RESUMEN
COPENHAGUE.– La primera ministra socialdemócrata en funciones, Mette Frederiksen, recibió este miércoles del rey Federico X el encargo de intentar formar Gobierno tras unas elecciones legislativas que dejaron un escenario político dividido, con victoria de la izquierda pero sin mayoría parlamentaria suficiente.
Frederiksen logró el respaldo de la mayoría de los líderes de los doce partidos con representación en el Parlamento danés. Cada uno compareció por separado ante el monarca para indicar a quién respaldaba como “explorador real”, figura clave encargada de liderar las negociaciones para la formación del nuevo Ejecutivo.
Apoyo condicionado del bloque de izquierda
Según informó la Casa Real en un comunicado oficial, la líder socialdemócrata intentará conformar un Gobierno que incluya al Partido Socialista Popular y al Partido Social Liberal, dos aliados tradicionales dentro del bloque progresista.

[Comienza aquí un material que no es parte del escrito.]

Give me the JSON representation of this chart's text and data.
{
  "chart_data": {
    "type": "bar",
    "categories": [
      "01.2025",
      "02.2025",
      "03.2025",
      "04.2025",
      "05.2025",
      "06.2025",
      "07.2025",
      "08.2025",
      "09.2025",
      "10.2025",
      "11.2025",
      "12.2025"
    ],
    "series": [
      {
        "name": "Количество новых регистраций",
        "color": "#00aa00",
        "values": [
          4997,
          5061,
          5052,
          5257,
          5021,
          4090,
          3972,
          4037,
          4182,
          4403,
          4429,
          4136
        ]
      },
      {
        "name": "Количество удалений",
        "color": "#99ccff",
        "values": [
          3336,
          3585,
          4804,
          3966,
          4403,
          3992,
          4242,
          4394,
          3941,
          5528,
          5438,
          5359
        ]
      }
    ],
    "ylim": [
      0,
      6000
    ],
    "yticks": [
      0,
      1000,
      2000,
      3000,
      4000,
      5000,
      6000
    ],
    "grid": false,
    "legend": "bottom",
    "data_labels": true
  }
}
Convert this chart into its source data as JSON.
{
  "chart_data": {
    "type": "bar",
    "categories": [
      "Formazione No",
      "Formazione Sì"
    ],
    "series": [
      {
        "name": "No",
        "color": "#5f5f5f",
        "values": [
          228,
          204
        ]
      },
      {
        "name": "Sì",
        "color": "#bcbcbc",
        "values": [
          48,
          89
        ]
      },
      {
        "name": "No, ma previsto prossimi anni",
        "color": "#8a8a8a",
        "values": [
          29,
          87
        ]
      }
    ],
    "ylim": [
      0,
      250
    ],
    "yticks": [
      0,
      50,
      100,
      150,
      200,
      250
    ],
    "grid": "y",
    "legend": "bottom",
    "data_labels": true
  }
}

Sin embargo, el resultado electoral obliga a Frederiksen a buscar apoyos adicionales. El bloque de izquierda obtuvo 84 escaños frente a los 77 de la derecha, mientras que el partido centrista Los Moderados, liderado por Lars Løkke Rasmussen, se posiciona como actor clave con 14 escaños que podrían inclinar la balanza.
Los Moderados, pieza clave en la negociación
Durante un debate entre los principales líderes políticos, Frederiksen calificó como la opción “más realista” la posibilidad de alcanzar una mayoría sumando al bloque de izquierda con Los Moderados. No obstante, Rasmussen reiteró su intención de promover un Gobierno de centro, propuesta que ha sido rechazada por los partidos de derecha.
El complejo equilibrio parlamentario se acentúa con los cuatro escaños de los territorios autónomos de Groenlandia y las Islas Feroe, repartidos equitativamente entre ambos bloques, lo que reduce aún más el margen de maniobra.
Un precedente político que pierde fuerza
Frederiksen gobernó entre 2019 y 2022 con un Ejecutivo en minoría apoyado por la izquierda. Posteriormente, lideró una coalición inédita junto al Partido Liberal y Los Moderados, una alianza que justificó por el contexto geopolítico internacional.
Sin embargo, esa fórmula ya no alcanza. Los tres partidos suman actualmente solo 70 escaños, muy por debajo de los 90 necesarios para la mayoría absoluta, lo que llevó a la primera ministra a presentar la dimisión de su Gobierno tras los comicios.
Resultados electorales marcan un cambio de era
El Partido Socialdemócrata volvió a ser la fuerza más votada con el 21,9 % de los votos, aunque registró su peor resultado en un siglo. Le siguieron el Partido Socialista Popular (11,5 %) y el Partido Liberal (10,2 %), este último manteniéndose como el principal referente del bloque de derecha pese a obtener su peor cifra histórica.
Otros actores relevantes fueron la Alianza Liberal, con el 9,4 % de los votos; el Partido Popular Danés, de tendencia ultraderechista, con el 9,1 %; y Los Moderados, que alcanzaron el 7,7 %, consolidándose como árbitro decisivo en la formación del próximo Gobierno.